Шрифт:
Интервал:
Закладка:
Я смущенно закашлялся и сказал:
– Нет, спасибо, не надо кофе. Вот чашку чаю выпью с удовольствием. Или стакан воды.
– Никаких проблем. – С этими словами он налил воду в электрочайник, подобный тому, что был и у меня в номере. – Я положил для вас газеты около кресла. Их не так много, думаю, лучше заглянуть в интернет.
– Ах да, этот интернет, – кивнул я и опустился в кресло. – Очень хорошее приспособление. Я тоже не думаю, что мой успех будет зависить от благосклонности газет.
– Не хочу вам портить удовольствие, – сказал торговец, доставая из коробочки чайный пакетик, – но вам нечего бояться… Тем, кто вас видел, вы понравились.

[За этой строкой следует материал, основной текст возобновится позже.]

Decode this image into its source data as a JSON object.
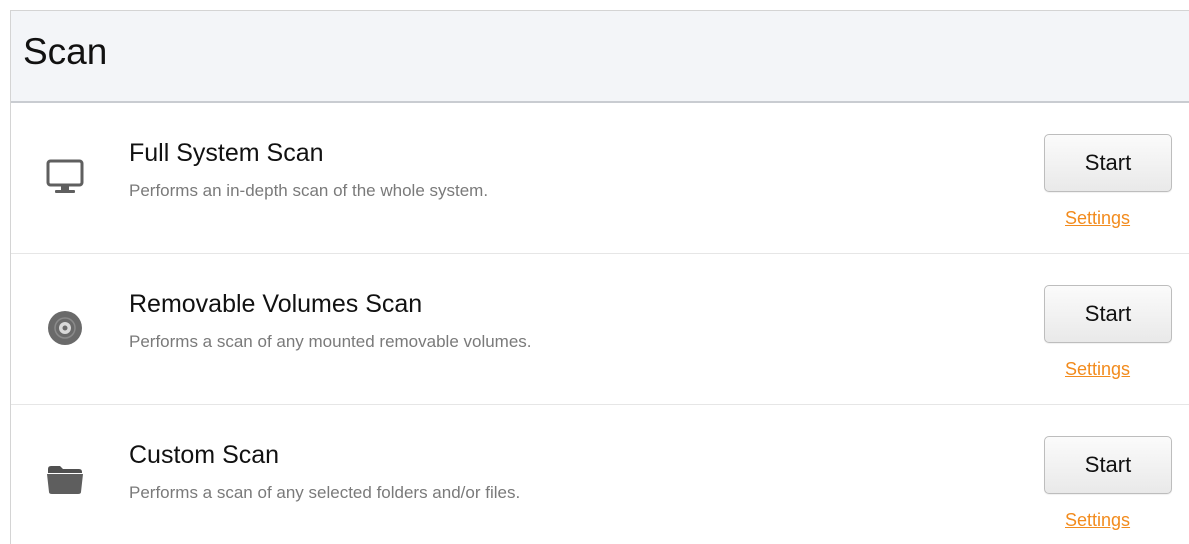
{
  "header": {
    "title": "Scan"
  },
  "colors": {
    "accent_link": "#f28b1d",
    "header_bg": "#f3f5f8",
    "icon_gray": "#5f5f5f"
  },
  "scans": [
    {
      "icon": "monitor-icon",
      "title": "Full System Scan",
      "description": "Performs an in-depth scan of the whole system.",
      "start_label": "Start",
      "settings_label": "Settings"
    },
    {
      "icon": "disc-icon",
      "title": "Removable Volumes Scan",
      "description": "Performs a scan of any mounted removable volumes.",
      "start_label": "Start",
      "settings_label": "Settings"
    },
    {
      "icon": "folder-icon",
      "title": "Custom Scan",
      "description": "Performs a scan of any selected folders and/or files.",
      "start_label": "Start",
      "settings_label": "Settings"
    }
  ]
}
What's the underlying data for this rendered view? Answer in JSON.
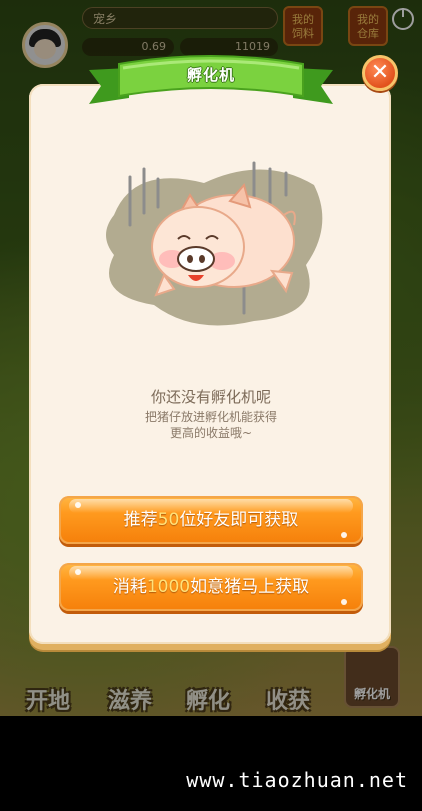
{
  "hud": {
    "name": "宠乡",
    "stat_1": "0.69",
    "stat_2": "11019",
    "button_1": "我的\n饲料",
    "button_2": "我的\n仓库"
  },
  "dialog": {
    "title": "孵化机",
    "close_icon": "close-x-icon",
    "message": "你还没有孵化机呢",
    "sub_line_1": "把猪仔放进孵化机能获得",
    "sub_line_2": "更高的收益哦~",
    "button_1": {
      "prefix": "推荐",
      "highlight": "50",
      "suffix": "位好友即可获取"
    },
    "button_2": {
      "prefix": "消耗",
      "highlight": "1000",
      "suffix": "如意猪马上获取"
    }
  },
  "bottom_bar": {
    "items": [
      "开地",
      "滋养",
      "孵化",
      "收获"
    ],
    "incubator_label": "孵化机"
  },
  "footer": {
    "watermark": "www.tiaozhuan.net"
  },
  "colors": {
    "accent_orange": "#f57f0a",
    "highlight_yellow": "#ffe27a",
    "ribbon_green": "#6cc33a",
    "close_red": "#e2521d",
    "panel_cream": "#fbf2e6"
  }
}
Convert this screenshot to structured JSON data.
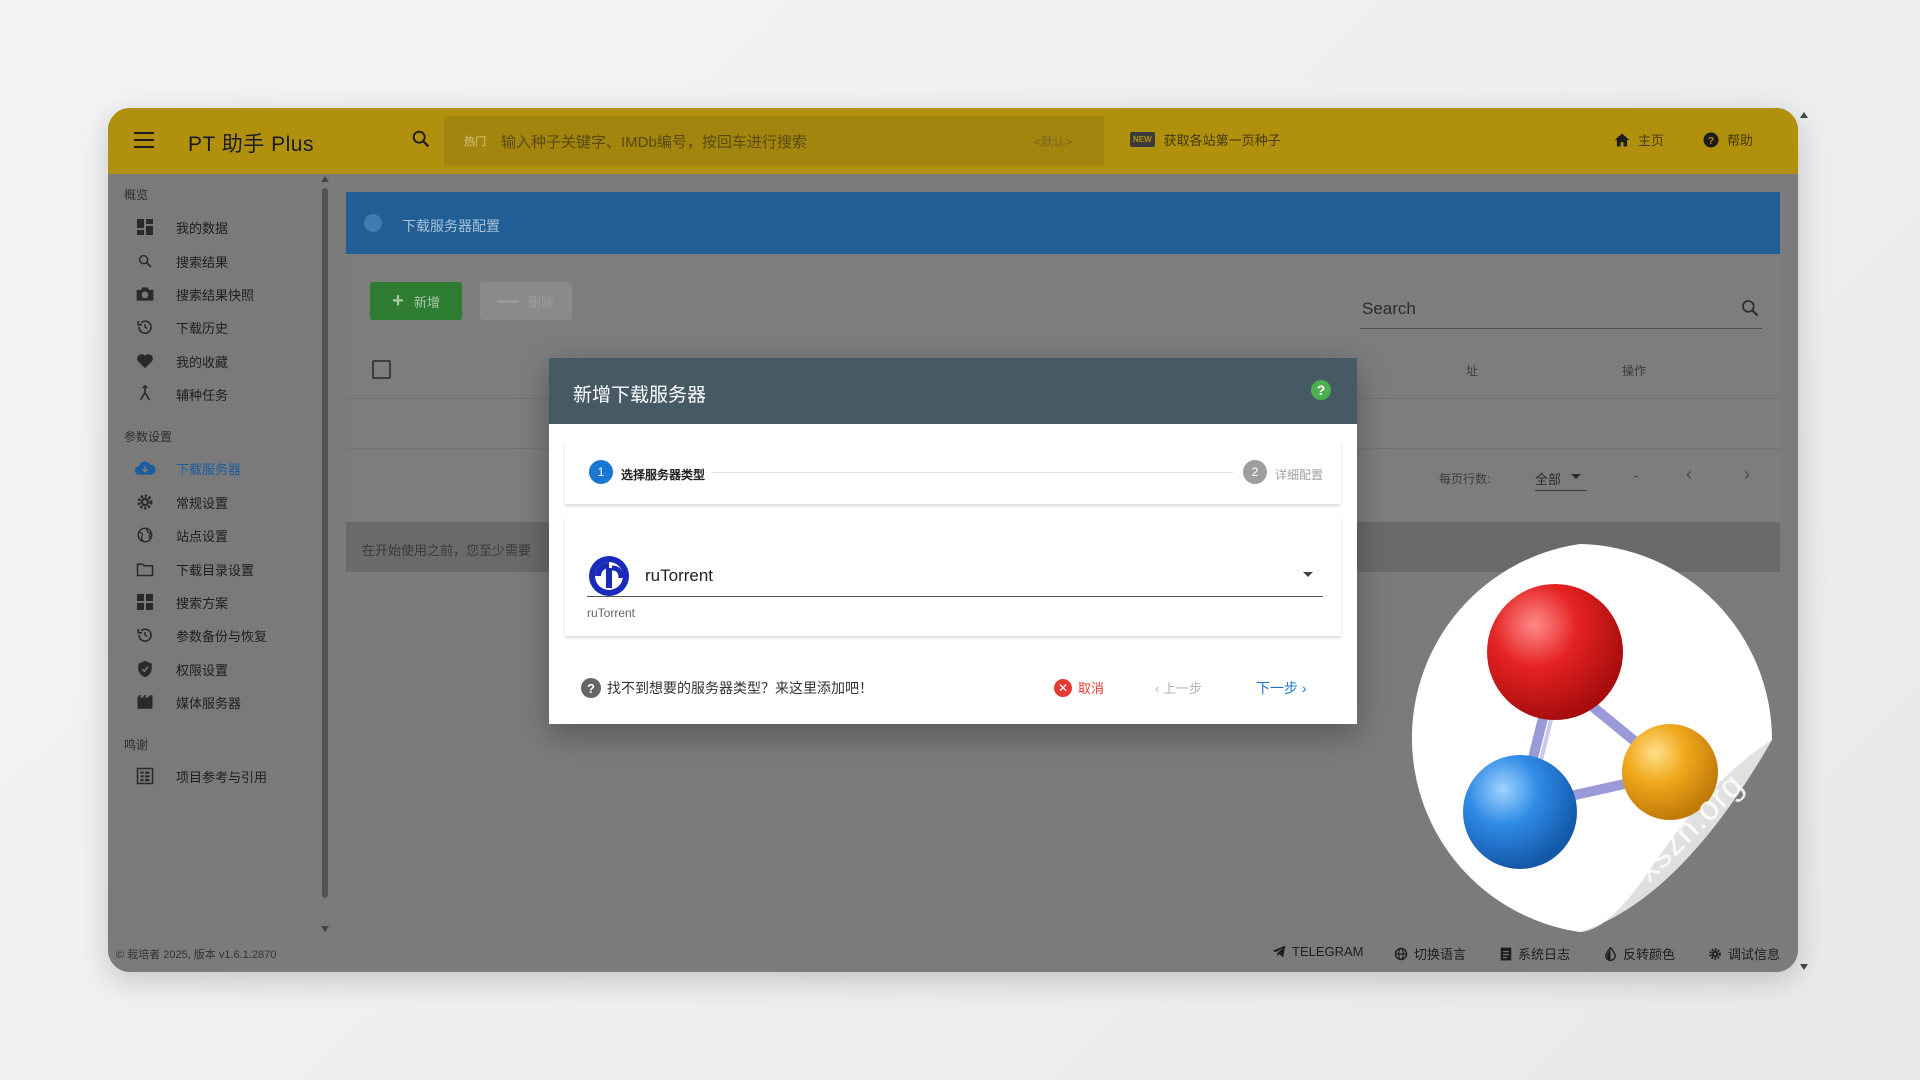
{
  "appbar": {
    "title": "PT 助手 Plus",
    "search_hot_tag": "热门",
    "search_placeholder": "输入种子关键字、IMDb编号，按回车进行搜索",
    "search_default": "<默认>",
    "new_badge": "NEW",
    "fetch_label": "获取各站第一页种子",
    "home_label": "主页",
    "help_label": "帮助"
  },
  "sidebar": {
    "sections": [
      {
        "header": "概览"
      },
      {
        "header": "参数设置"
      },
      {
        "header": "鸣谢"
      }
    ],
    "items": [
      {
        "label": "我的数据",
        "icon": "dashboard-icon"
      },
      {
        "label": "搜索结果",
        "icon": "search-icon"
      },
      {
        "label": "搜索结果快照",
        "icon": "camera-icon"
      },
      {
        "label": "下载历史",
        "icon": "history-icon"
      },
      {
        "label": "我的收藏",
        "icon": "heart-icon"
      },
      {
        "label": "辅种任务",
        "icon": "fork-icon"
      },
      {
        "label": "下载服务器",
        "icon": "cloud-download-icon",
        "active": true
      },
      {
        "label": "常规设置",
        "icon": "gear-icon"
      },
      {
        "label": "站点设置",
        "icon": "globe-icon"
      },
      {
        "label": "下载目录设置",
        "icon": "folder-icon"
      },
      {
        "label": "搜索方案",
        "icon": "grid-icon"
      },
      {
        "label": "参数备份与恢复",
        "icon": "restore-icon"
      },
      {
        "label": "权限设置",
        "icon": "shield-icon"
      },
      {
        "label": "媒体服务器",
        "icon": "film-icon"
      },
      {
        "label": "项目参考与引用",
        "icon": "reference-icon"
      }
    ]
  },
  "main": {
    "info_title": "下载服务器配置",
    "add_label": "新增",
    "delete_label": "删除",
    "search_placeholder": "Search",
    "col_url": "址",
    "col_actions": "操作",
    "rows_label": "每页行数:",
    "rows_value": "全部",
    "range_label": "-",
    "note": "在开始使用之前，您至少需要"
  },
  "footer": {
    "copyright": "© 栽培者 2025, 版本 v1.6.1.2870",
    "telegram": "TELEGRAM",
    "language": "切换语言",
    "syslog": "系统日志",
    "invert": "反转颜色",
    "debug": "调试信息"
  },
  "modal": {
    "title": "新增下载服务器",
    "help": "?",
    "step1_num": "1",
    "step1_label": "选择服务器类型",
    "step2_num": "2",
    "step2_label": "详细配置",
    "selected": "ruTorrent",
    "selected_hint": "ruTorrent",
    "foot_help": "找不到想要的服务器类型？来这里添加吧！",
    "cancel": "取消",
    "prev": "上一步",
    "next": "下一步"
  },
  "watermark": "xszn.org",
  "colors": {
    "appbar": "#b1900d",
    "info_bar": "#215e96",
    "add_button": "#2e7d32",
    "modal_header": "#455a64",
    "accent_blue": "#1976d2",
    "cancel_red": "#e53935"
  }
}
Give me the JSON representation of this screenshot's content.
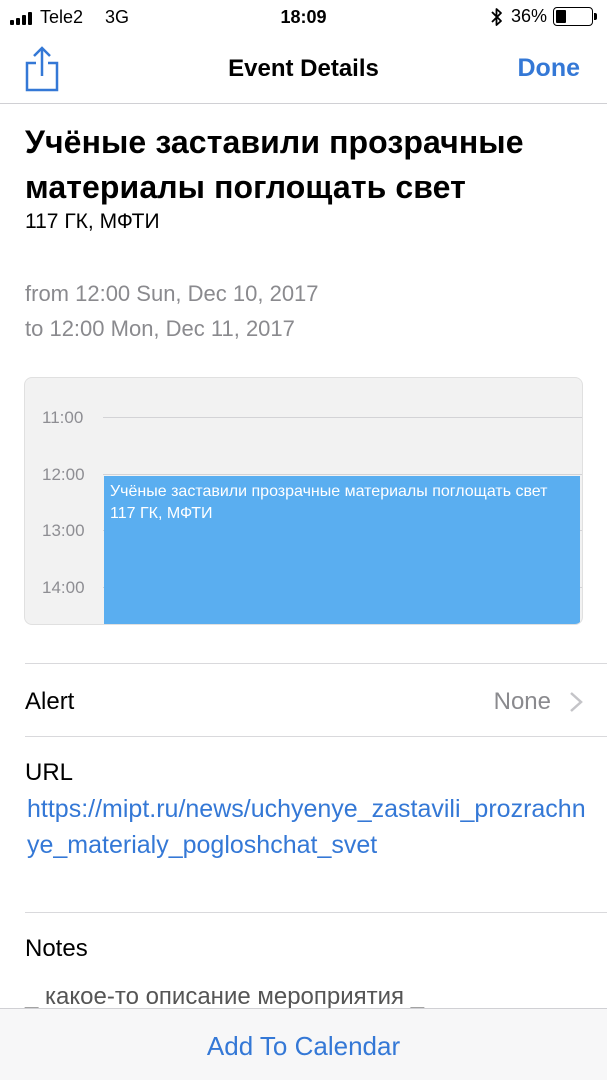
{
  "status_bar": {
    "carrier": "Tele2",
    "network": "3G",
    "time": "18:09",
    "battery": "36%"
  },
  "nav": {
    "title": "Event Details",
    "done_label": "Done",
    "share_icon": "share-icon"
  },
  "event": {
    "title": "Учёные заставили прозрачные материалы поглощать свет",
    "location": "117 ГК, МФТИ",
    "from": "from 12:00 Sun, Dec 10, 2017",
    "to": "to 12:00 Mon, Dec 11, 2017"
  },
  "day_view": {
    "hours": [
      "11:00",
      "12:00",
      "13:00",
      "14:00"
    ],
    "block_title": "Учёные заставили прозрачные материалы поглощать свет",
    "block_location": "117 ГК, МФТИ",
    "block_color": "#5aaef0"
  },
  "alert": {
    "label": "Alert",
    "value": "None"
  },
  "url": {
    "label": "URL",
    "value": "https://mipt.ru/news/uchyenye_zastavili_prozrachnye_materialy_pogloshchat_svet"
  },
  "notes": {
    "label": "Notes",
    "value": "_ какое-то описание мероприятия _"
  },
  "toolbar": {
    "add_label": "Add To Calendar"
  },
  "colors": {
    "accent": "#3478d6",
    "secondary_text": "#8a8a8e"
  }
}
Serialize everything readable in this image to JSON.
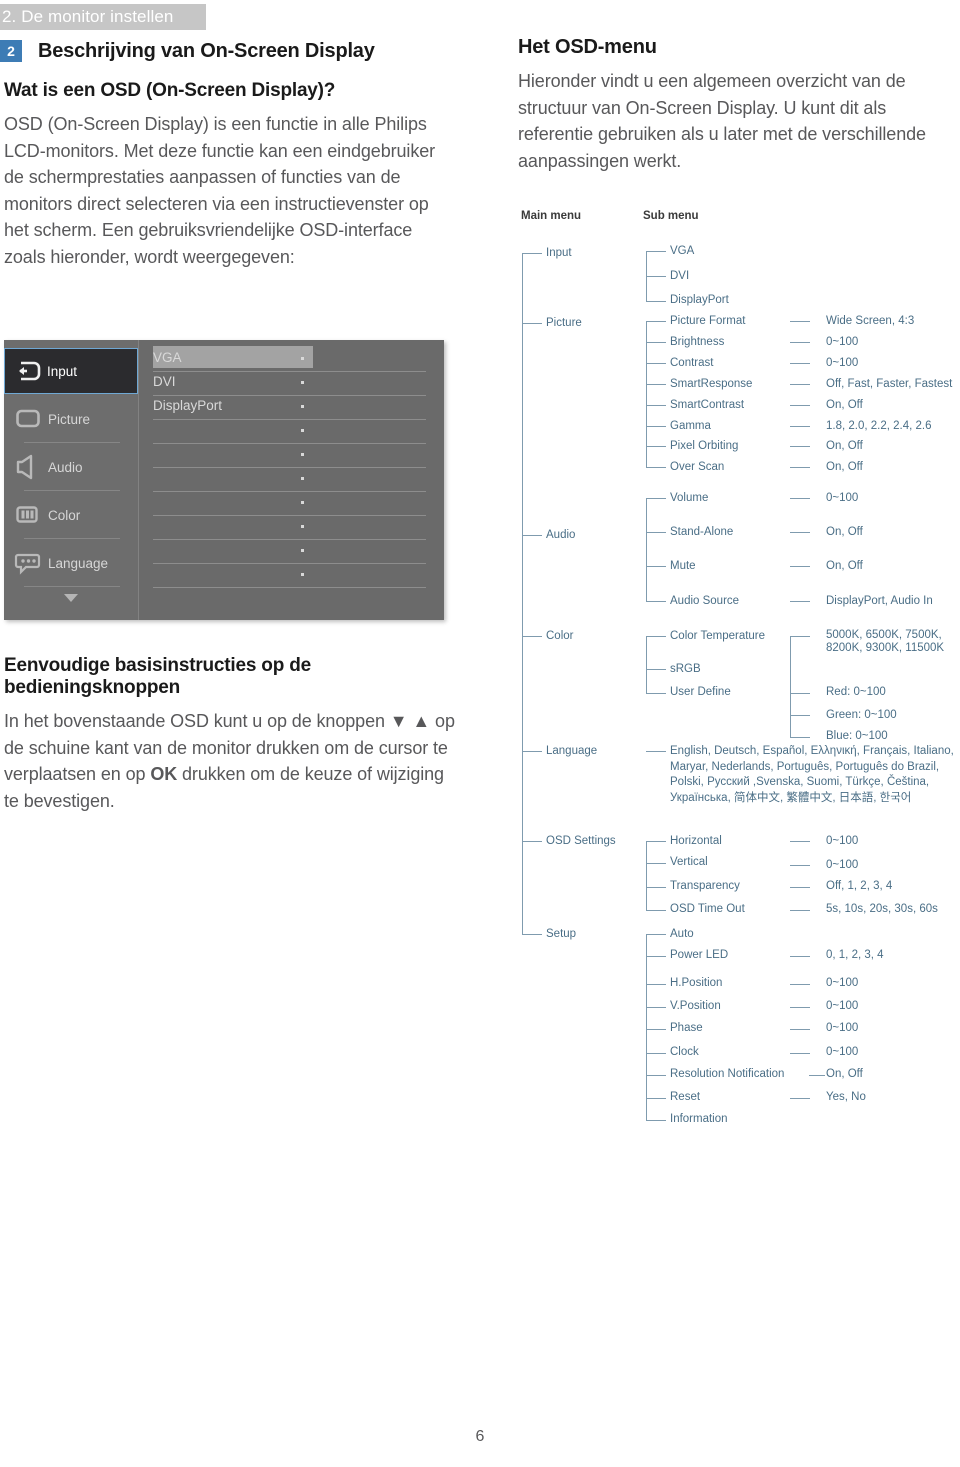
{
  "header": {
    "chapter_banner": "2. De monitor instellen",
    "section_number": "2",
    "section_title": "Beschrijving van On-Screen Display"
  },
  "left": {
    "question_heading": "Wat is een OSD (On-Screen Display)?",
    "paragraph": "OSD (On-Screen Display) is een functie in alle Philips LCD-monitors. Met deze functie kan een eindgebruiker de schermprestaties aanpassen of functies van de monitors direct selecteren via een instructievenster op het scherm. Een gebruiksvriendelijke OSD-interface zoals hieronder, wordt weergegeven:",
    "instructions_heading": "Eenvoudige basisinstructies op de bedieningsknoppen",
    "instructions_paragraph_1": "In het bovenstaande OSD kunt u op de knoppen ",
    "instructions_down_arrow": "▼",
    "instructions_up_arrow": "▲",
    "instructions_paragraph_2": " op de schuine kant van de monitor drukken om de cursor te verplaatsen en op ",
    "instructions_ok": "OK",
    "instructions_paragraph_3": " drukken om de keuze of wijziging te bevestigen."
  },
  "osd_screenshot": {
    "sidebar_items": [
      {
        "label": "Input",
        "icon": "input-icon",
        "selected": true
      },
      {
        "label": "Picture",
        "icon": "picture-icon",
        "selected": false
      },
      {
        "label": "Audio",
        "icon": "audio-icon",
        "selected": false
      },
      {
        "label": "Color",
        "icon": "color-icon",
        "selected": false
      },
      {
        "label": "Language",
        "icon": "language-icon",
        "selected": false
      }
    ],
    "scroll_indicator": "▼",
    "content_items": [
      {
        "label": "VGA",
        "highlighted": true
      },
      {
        "label": "DVI",
        "highlighted": false
      },
      {
        "label": "DisplayPort",
        "highlighted": false
      }
    ],
    "empty_row_count": 7,
    "colors": {
      "panel_bg": "#6a6a6a",
      "sidebar_bg": "#6d6d6d",
      "selected_bg": "#2b2b2e",
      "selected_border": "#6fa8d4",
      "highlight_bg": "#a3a3a3"
    }
  },
  "right": {
    "title": "Het OSD-menu",
    "paragraph": "Hieronder vindt u een algemeen overzicht van de structuur van On-Screen Display. U kunt dit als referentie gebruiken als u later met de verschillende aanpassingen werkt."
  },
  "tree": {
    "column_headers": {
      "main": "Main menu",
      "sub": "Sub menu"
    },
    "groups": [
      {
        "main": "Input",
        "items": [
          {
            "label": "VGA",
            "value": ""
          },
          {
            "label": "DVI",
            "value": ""
          },
          {
            "label": "DisplayPort",
            "value": ""
          }
        ]
      },
      {
        "main": "Picture",
        "items": [
          {
            "label": "Picture Format",
            "value": "Wide Screen, 4:3"
          },
          {
            "label": "Brightness",
            "value": "0~100"
          },
          {
            "label": "Contrast",
            "value": "0~100"
          },
          {
            "label": "SmartResponse",
            "value": "Off, Fast, Faster, Fastest"
          },
          {
            "label": "SmartContrast",
            "value": "On, Off"
          },
          {
            "label": "Gamma",
            "value": "1.8, 2.0, 2.2, 2.4, 2.6"
          },
          {
            "label": "Pixel Orbiting",
            "value": "On, Off"
          },
          {
            "label": "Over Scan",
            "value": "On, Off"
          }
        ]
      },
      {
        "main": "Audio",
        "items": [
          {
            "label": "Volume",
            "value": "0~100"
          },
          {
            "label": "Stand-Alone",
            "value": "On, Off"
          },
          {
            "label": "Mute",
            "value": "On, Off"
          },
          {
            "label": "Audio Source",
            "value": "DisplayPort, Audio In"
          }
        ]
      },
      {
        "main": "Color",
        "items": [
          {
            "label": "Color Temperature",
            "value": "5000K, 6500K, 7500K, 8200K, 9300K, 11500K"
          },
          {
            "label": "sRGB",
            "value": ""
          },
          {
            "label": "User Define",
            "value": "Red: 0~100"
          }
        ],
        "extra_values": [
          "Green: 0~100",
          "Blue: 0~100"
        ]
      },
      {
        "main": "Language",
        "items": [
          {
            "label": "English, Deutsch, Español, Ελληνική, Français, Italiano, Maryar, Nederlands, Português, Português do Brazil, Polski, Русский ,Svenska, Suomi, Türkçe, Čeština, Українська, 简体中文, 繁體中文, 日本語, 한국어",
            "value": ""
          }
        ]
      },
      {
        "main": "OSD Settings",
        "items": [
          {
            "label": "Horizontal",
            "value": "0~100"
          },
          {
            "label": "Vertical",
            "value": "0~100"
          },
          {
            "label": "Transparency",
            "value": "Off, 1, 2, 3, 4"
          },
          {
            "label": "OSD Time Out",
            "value": "5s, 10s, 20s, 30s, 60s"
          }
        ]
      },
      {
        "main": "Setup",
        "items": [
          {
            "label": "Auto",
            "value": ""
          },
          {
            "label": "Power LED",
            "value": "0, 1, 2, 3, 4"
          },
          {
            "label": "H.Position",
            "value": "0~100"
          },
          {
            "label": "V.Position",
            "value": "0~100"
          },
          {
            "label": "Phase",
            "value": "0~100"
          },
          {
            "label": "Clock",
            "value": "0~100"
          },
          {
            "label": "Resolution Notification",
            "value": "On, Off"
          },
          {
            "label": "Reset",
            "value": "Yes, No"
          },
          {
            "label": "Information",
            "value": ""
          }
        ]
      }
    ]
  },
  "footer": {
    "page_number": "6"
  },
  "colors": {
    "accent_blue": "#3d7cb5",
    "tree_text": "#4a6e86",
    "body_text": "#58585a",
    "banner_bg": "#c6c6c6"
  }
}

– Я и не боюсь, – твердо ответил я. – Что значит мнение критиков?
– Ну…
– Ничего, – отрезал я, – ничего! Им грош цена, так было в тридцатые годы, так и сейчас. Критики лишь внушают людям, во что тем нужно верить. Им нет дела до здорового народного чувства. Нет, в душе своей народ прекрасно знает, что ему надо думать, и без наших господ критиков. Если народ здоров, он прекрасно понимает, что годится, а что нет. Нужен ли крестьянину критик, чтобы знать, хороша ли земля, в которую он сажает пшеницу? Крестьянин и сам это знает.
– Потому что ежедневно видит свое поле, – сказал торговец, – а вас он видит не каждый день.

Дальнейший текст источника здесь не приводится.